Winter's for the birds — literally. In these live video streams, birds prove that nothing can keep them down as they hop from branch to branch, cozy up with chicks in their nests and chirp in a feeding frenzy.
An eaglet has already made its debut at Berry College! This feed shows the Berry Eagle Nest Cam, boasting great close-up shots of the little darling. You can see the eagles fly to and from the nest with the Berry Eagle Approach Cam. Be sure to tune in towards the end of April, too, as the eaglets fledge.
For a beautiful, snowy view, check out the Ontario FeederWatch. Located in Manitouwadge, Ontario, this feed contributes to Project FeederWatch's bird-tracking data. Commonly seen species include redpolls, grosbeaks, woodpeckers, chickadees and gray jays.

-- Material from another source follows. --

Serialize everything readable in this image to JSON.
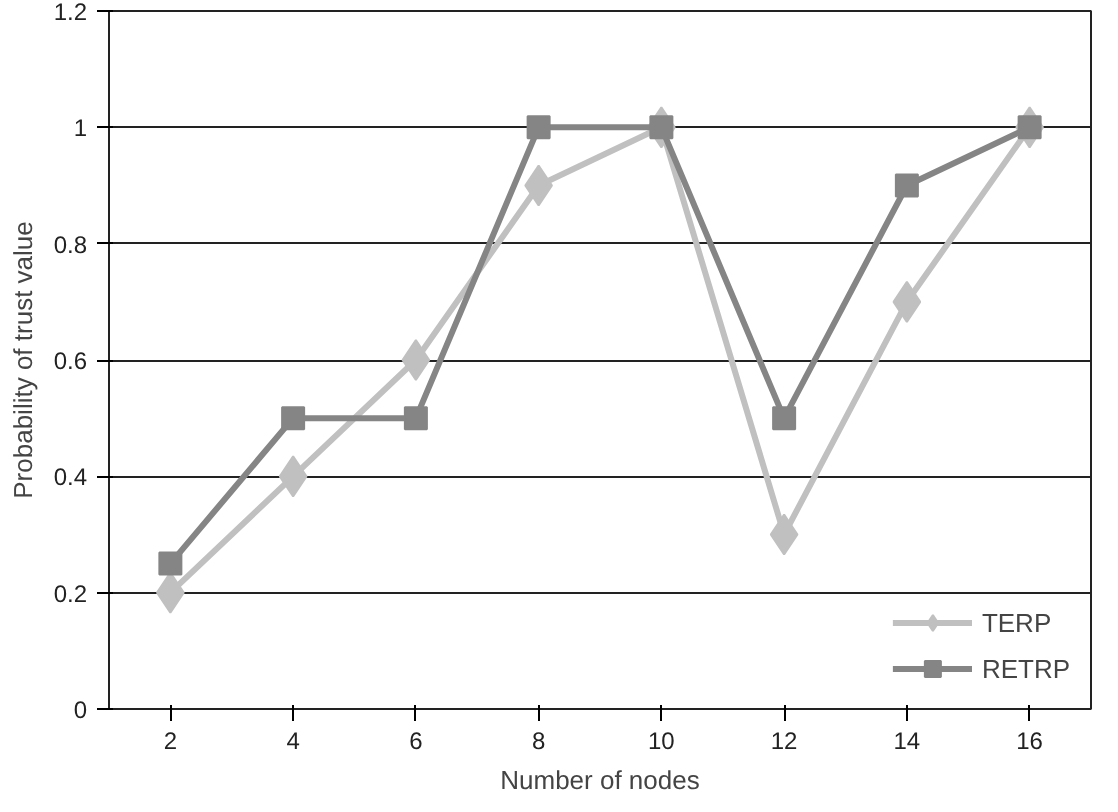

If you're more interested in seeing birds in their nests, now is the time to peek in at the great horned owls. The video above is a live stream from a second-story ledge in Oklahoma City featuring Mr. and Mrs. Tiger and their sweet chicks. Beware: you may end up spending hours watching this feed! Another great feed to keep an eye on in the coming weeks is Ms. Harvey the Great Horned Owl, who recently laid her eggs on Jan. 30, Feb. 3 and Feb. 7.
Another lovely seasonal backdrop can be found in the Cornell Lab FeederWatch, which features a duck-filled pond in the background as goldfinches, blackbirds, chickadees, finches, woodpeckers (and more!) hop around feeders in the foreground. The snow-dusted banks of the pond are visible through the bare trees, which offer a clear view during the winter months.
For a close-up view of some very funny and active birds, Animal Planet Live's Wild Bird Cam in northern Virginia is a sure bet. Even if birds aren't directly in front of the camera, there is usually something going on in the trees. "If you look closely enough, you often find woodpeckers chowing down on the vertical feeders in the background," the website reads.
The Sabal Palm Sanctuary in sunny Brownsville, Texas, is brimming with life. Feel free to reminisce of summer days while you watch colorful species of birds chirp about in the dappled sunlight.
Some bird cams are promising, but not yet as engrossing as the ones above. For an egg-to-fledgling experience, visit hooded merganser feed, which has been graced with 13 eggs that will hatch anywhere from 28 to 35 days from now. Also be sure to check the eagle feeds from the Raptor Research Project in the coming weeks, as the eagles are expected to lay their eggs in mid-February.